Distinct roles for jasmonate synthesis and action in the systemic wound response of tomato

Abstract

Plant defense responses to wounding and herbivore attack are regulated by signal transduction pathways that operate both at the site of wounding and in undamaged distal leaves. Genetic analysis in tomato indicates that systemin and its precursor protein, prosystemin, are upstream components of a wound-induced, intercellular signaling pathway that involves both the biosynthesis and action of jasmonic acid (JA). To examine the role of JA in systemic signaling, reciprocal grafting experiments were used to analyze wound-induced expression of the proteinase inhibitor II gene in a JA biosynthetic mutant (spr-2) and a JA response mutant (jai-1).

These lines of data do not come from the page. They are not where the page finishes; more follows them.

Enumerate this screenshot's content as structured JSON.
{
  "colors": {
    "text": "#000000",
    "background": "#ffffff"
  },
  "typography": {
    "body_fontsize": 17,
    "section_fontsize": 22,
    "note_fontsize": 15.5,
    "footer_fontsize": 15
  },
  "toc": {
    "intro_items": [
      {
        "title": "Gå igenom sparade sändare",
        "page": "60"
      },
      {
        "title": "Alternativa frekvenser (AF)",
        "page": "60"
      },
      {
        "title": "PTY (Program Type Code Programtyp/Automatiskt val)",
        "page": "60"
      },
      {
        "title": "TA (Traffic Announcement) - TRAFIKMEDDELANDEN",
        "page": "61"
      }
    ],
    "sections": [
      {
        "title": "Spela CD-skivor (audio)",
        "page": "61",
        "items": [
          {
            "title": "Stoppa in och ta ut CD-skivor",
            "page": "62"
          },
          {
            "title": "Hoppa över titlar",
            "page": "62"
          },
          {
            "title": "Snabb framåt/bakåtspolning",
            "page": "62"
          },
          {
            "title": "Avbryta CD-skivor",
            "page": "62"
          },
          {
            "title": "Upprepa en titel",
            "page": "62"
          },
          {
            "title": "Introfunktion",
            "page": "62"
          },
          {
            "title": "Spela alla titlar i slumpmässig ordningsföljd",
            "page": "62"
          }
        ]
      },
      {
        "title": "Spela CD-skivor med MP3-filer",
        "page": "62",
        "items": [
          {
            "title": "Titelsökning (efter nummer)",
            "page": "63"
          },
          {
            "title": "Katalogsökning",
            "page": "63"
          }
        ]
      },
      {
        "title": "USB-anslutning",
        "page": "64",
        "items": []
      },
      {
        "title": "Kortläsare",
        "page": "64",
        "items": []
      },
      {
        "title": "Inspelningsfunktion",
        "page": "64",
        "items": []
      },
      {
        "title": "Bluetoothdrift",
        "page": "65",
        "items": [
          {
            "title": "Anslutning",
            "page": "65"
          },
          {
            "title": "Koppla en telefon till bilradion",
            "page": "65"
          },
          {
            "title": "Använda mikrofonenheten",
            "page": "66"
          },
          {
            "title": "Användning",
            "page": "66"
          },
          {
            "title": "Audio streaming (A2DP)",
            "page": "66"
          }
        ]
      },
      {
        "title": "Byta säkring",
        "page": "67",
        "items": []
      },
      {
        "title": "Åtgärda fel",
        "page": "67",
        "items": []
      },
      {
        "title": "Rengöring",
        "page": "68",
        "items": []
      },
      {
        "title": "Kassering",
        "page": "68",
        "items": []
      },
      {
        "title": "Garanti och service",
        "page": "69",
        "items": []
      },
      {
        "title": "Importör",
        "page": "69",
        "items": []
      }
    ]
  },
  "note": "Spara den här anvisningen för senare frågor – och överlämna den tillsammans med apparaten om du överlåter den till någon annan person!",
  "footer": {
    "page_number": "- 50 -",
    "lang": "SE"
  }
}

The results showed that spr-2 plants are defective in the production, but not recognition, of a graft-transmissible wound signal. Conversely, jai-1 plants are compromised in the recognition of this signal but not its production. It was also determined that a graft-transmissible signal produced in response to ectopic expression of prosystemin in rootstocks was recognized by spr-2 but not by jai-1 scions. Taken together, the results show that activation of the jasmonate biosynthetic pathway in response to wounding or (pro)systemin is required for the production of a long-distance signal whose recognition in distal leaves depends on jasmonate signaling. These findings suggest that JA, or a related compound derived from the octadecanoid pathway, may act as a transmissible wound signal.

Figure 1

Induction of the PI-II gene in response to wounding and MeJA. Two-leaf stage WT and mutant (spr-2 and jai-1²) tomato plants were wounded once with a hemostat across the midvein of the lower leaf. Leaf tissue was harvested separately (8 hr later) from the wounded leaf (L, local response) and the upper undamaged leaf (S, systemic response) for RNA isolation. RNA was also isolated from a set of plants treated for 12 h with MeJA (J) and a set of untreated control plants (C). Aliquots (5 μg) of total RNA were analyzed by RNA blot analysis for PI-II mRNA levels. As a loading control, a duplicate blot was probed with a cDNA encoding eIF4A.

Figure 2

Photograph of a typical grafted tomato plant. The arrow indicates the position of the graft junction between the stock and scion. Systemic PI-II expression was measured in undamaged scion leaves 11 h after wounding of the stock leaves. The distance between wounded leaflets on the stock and undamaged leaflets on the scion is ≈20 cm.

Figure 3

Wound-inducible PI-II expression in grafts between WT plants and mutants defective in jasmonate signaling (jai-1) or jasmonate biosynthesis (spr-2). WT and jai-1 plants (A) or WT and spr-2 plants (B) were grafted in the four combinations indicated. The genotypes listed above and below the horizontal line correspond to the scion and stock, respectively. For each graft combination, plants were divided into a control (C) and experimental (W) group consisting of three grafted plants per group. For the experimental group, each leaflet on the stock was wounded as described in Materials and Methods. Eleven hours after wounding, leaf tissue was harvested separately from wounded stock leaves (stock) and undamaged scion leaves (scion) for RNA extraction. The control set of plants received no wounding, other than that inflicted by the grafting procedure itself. Levels of PI-II mRNA were analyzed by RNA blot analysis, using an eIF4A cDNA probe as a loading control.

Figure 4

Wound-induced systemic PI-II expression in grafts between jai-1 and spr-2 plants. Wound-induced systemic expression of PI-II was assessed in the various graft combinations indicated, as described in Fig. 3. PI-II and eIF4 (loading control) mRNA levels in the undamaged scion leaves of unwounded control (C) plants, and plants wounded on the stock leaves (W), are shown.

Figure 5

Genetic model for the role of jasmonate synthesis and signaling in the systemic activation of wound-responsive PI genes in tomato plants. Wounding or expression of 35S∷prosys leads to the production of a long-distance signal that activates PI gene expression in distal leaves (i.e., scion). A functional octadecanoid pathway for jasmonate biosynthesis (hatched line), which is disrupted by def-1 and spr-2, is required for the production of the long-distance signal (X). Jasmonate signaling, which is blocked by jai-1, is required for the recognition of the long-distance signal.